A form still more gigantic than the rider was walking steadily across the field toward them. He could not have been much less than eight feet tall and, like all minotaurs, was broad in proportion.
His progress was as much a march as a walk. He seemed to refuse to allow the mud the dignity of thinking itself able to impede his progress, as feet rose and fell as steadily as the rotation of a millwheel. He wore short breeches, a sleeveless tunic, and a shatang, the heavy minotaur throwing spear, slung across his back.
His hide showed patches of gray amid the red and the black, but his horns shone like the finest crystal. They were also the longest horns Pirvan had ever seen on a minotaur.
It took long enough for Waydol to cross the field for Pirvan to tear his gaze away and look elsewhere. All of his own men were also gaping, but they were holding their weapons and maintaining their square well.
The gateway of the camp was solid with men, and more had climbed atop the wall. Apparently for many of Waydol’s recruits, this was the first time they had laid eyes on their chief.

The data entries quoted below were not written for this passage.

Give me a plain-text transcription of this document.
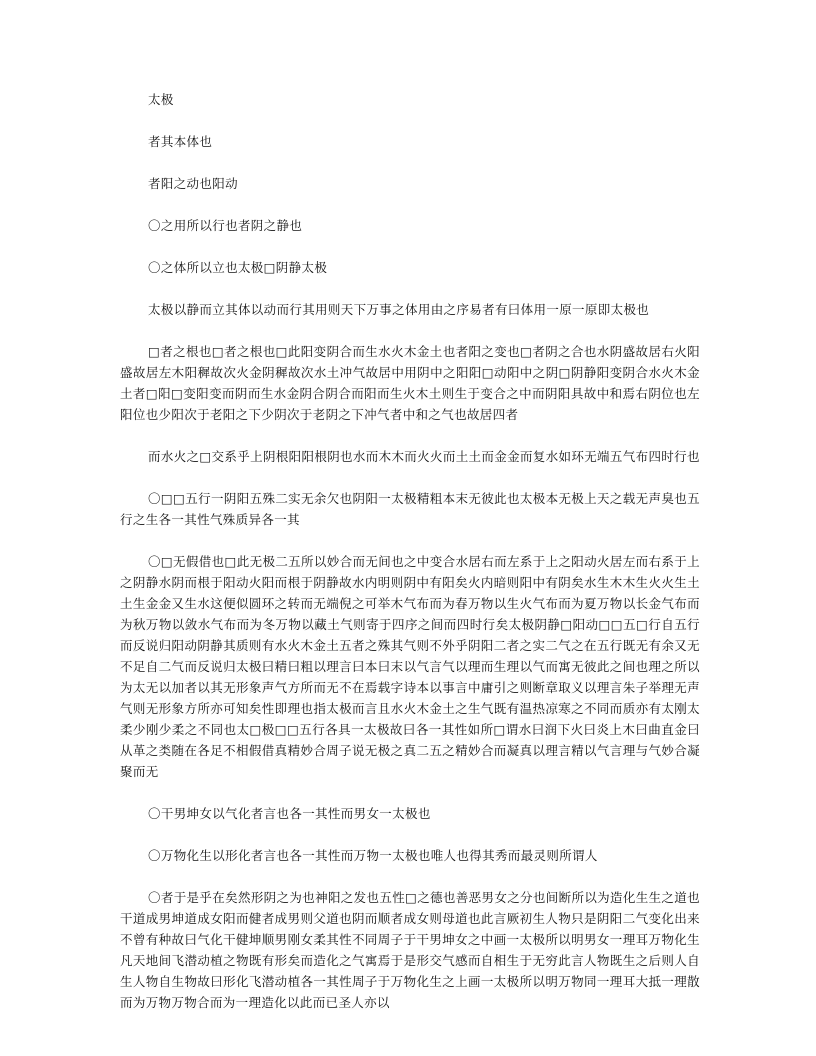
太极

者其本体也

者阳之动也阳动

〇之用所以行也者阴之静也

〇之体所以立也太极□阴静太极

太极以静而立其体以动而行其用则天下万事之体用由之序易者有曰体用一原一原即太极也

□者之根也□者之根也□此阳变阴合而生水火木金土也者阳之变也□者阴之合也水阴盛故居右火阳盛故居左木阳穉故次火金阴穉故次水土冲气故居中用阴中之阳阳□动阳中之阴□阴静阳变阴合水火木金土者□阳□变阳变而阴而生水金阴合阴合而阳而生火木土则生于变合之中而阴阳具故中和焉右阴位也左阳位也少阳次于老阳之下少阴次于老阴之下冲气者中和之气也故居四者

而水火之□交系乎上阴根阳阳根阴也水而木木而火火而土土而金金而复水如环无端五气布四时行也

〇□□五行一阴阳五殊二实无余欠也阴阳一太极精粗本末无彼此也太极本无极上天之载无声臭也五行之生各一其性气殊质异各一其

〇□无假借也□此无极二五所以妙合而无间也之中变合水居右而左系于上之阳动火居左而右系于上之阴静水阴而根于阳动火阳而根于阴静故水内明则阴中有阳矣火内暗则阳中有阴矣水生木木生火火生土土生金金又生水这便似圆环之转而无端倪之可举木气布而为春万物以生火气布而为夏万物以长金气布而为秋万物以敛水气布而为冬万物以藏土气则寄于四序之间而四时行矣太极阴静□阳动□□五□行自五行而反说归阳动阴静其质则有水火木金土五者之殊其气则不外乎阴阳二者之实二气之在五行既无有余又无不足自二气而反说归太极曰精曰粗以理言曰本曰末以气言气以理而生理以气而寓无彼此之间也理之所以为太无以加者以其无形象声气方所而无不在焉载字诗本以事言中庸引之则断章取义以理言朱子举理无声气则无形象方所亦可知矣性即理也指太极而言且水火木金土之生气既有温热凉寒之不同而质亦有太刚太柔少刚少柔之不同也太□极□□五行各具一太极故曰各一其性如所□谓水曰润下火曰炎上木曰曲直金曰从革之类随在各足不相假借真精妙合周子说无极之真二五之精妙合而凝真以理言精以气言理与气妙合凝聚而无

〇干男坤女以气化者言也各一其性而男女一太极也

〇万物化生以形化者言也各一其性而万物一太极也唯人也得其秀而最灵则所谓人

〇者于是乎在矣然形阴之为也神阳之发也五性□之德也善恶男女之分也间断所以为造化生生之道也干道成男坤道成女阳而健者成男则父道也阴而顺者成女则母道也此言厥初生人物只是阴阳二气变化出来不曾有种故曰气化干健坤顺男刚女柔其性不同周子于干男坤女之中画一太极所以明男女一理耳万物化生凡天地间飞潜动植之物既有形矣而造化之气寓焉于是形交气感而自相生于无穷此言人物既生之后则人自生人物自生物故曰形化飞潜动植各一其性周子于万物化生之上画一太极所以明万物同一理耳大抵一理散而为万物万物合而为一理造化以此而已圣人亦以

None of the men in the camp seemed to have a weapon raised, which was good. Less good was a number of bodies that were not Pedoon’s men or the archer. There would be a blood-price to pay, which was not Pirvan’s notion of the best way to begin negotiations with Waydol.
At last the Minotaur was close enough for a formal greeting. Though he had reproved his heir in public, there was nothing friendly about his demeanor as he approached Pirvan and Haimya.

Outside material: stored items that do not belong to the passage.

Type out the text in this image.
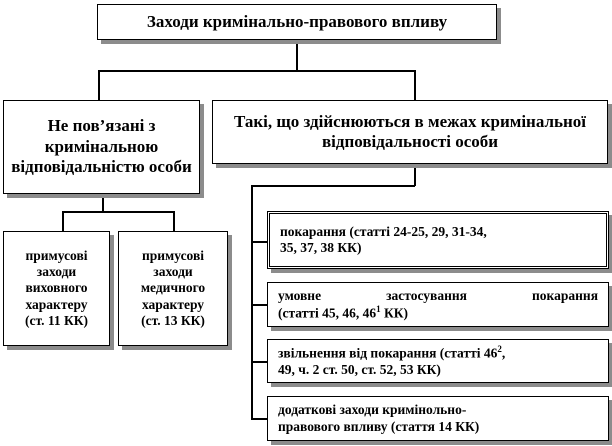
Заходи кримінально-правового впливу
Не пов’язані з кримінальною відповідальністю особи
Такі, що здійснюються в межах кримінальної відповідальності особи
примусові
заходи
виховного
характеру
(ст. 11 КК)
примусові
заходи
медичного
характеру
(ст. 13 КК)
покарання (статті 24-25, 29, 31-34,
35, 37, 38 КК)
умовне застосування покарання
(статті 45, 46, $46^1$ КК)
звільнення від покарання (статті $46^2$,
49, ч. 2 ст. 50, ст. 52, 53 КК)
додаткові заходи кримінольно-
правового впливу (стаття 14 КК)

Neither knelt. With minotaurs even more than with men, that yielded superiority before it was even asked.
They did not even bow their heads. Instead they stood, hands held out and fingers spread to show that they intended peace. As Waydol halted, Pirvan spoke.
“We greet you, Waydol.”
“Your first greeting was less than friendly,” Waydol said. Most minotaurs sounded as if they were angry or at least had a headache, even when they were speaking politely. Waydol did not sound angry. His voice sounded more like an avalanche-which is not angry with what it crushes, but does not admit to being stopped, either.
“We came, if not in friendship, then without any ill wish toward you,” Pirvan said. “Yet your greeting also did not speak of friendship. My comrade in leading our band, Pedoon Half-Ogre, whom I once spared in battle, was shot down like a mad dog by one sworn to you.”
“There is a blood-debt, indeed, on both sides,” Waydol said. Pirvan began to hope. Admitting that placed a considerable burden on an honorable minotaur, and it was never wise, safe, or even sane, to assume that a minotaur did not regard himself as honorable-even if he had chosen to dwell for twenty years as an outlaw chief among humans.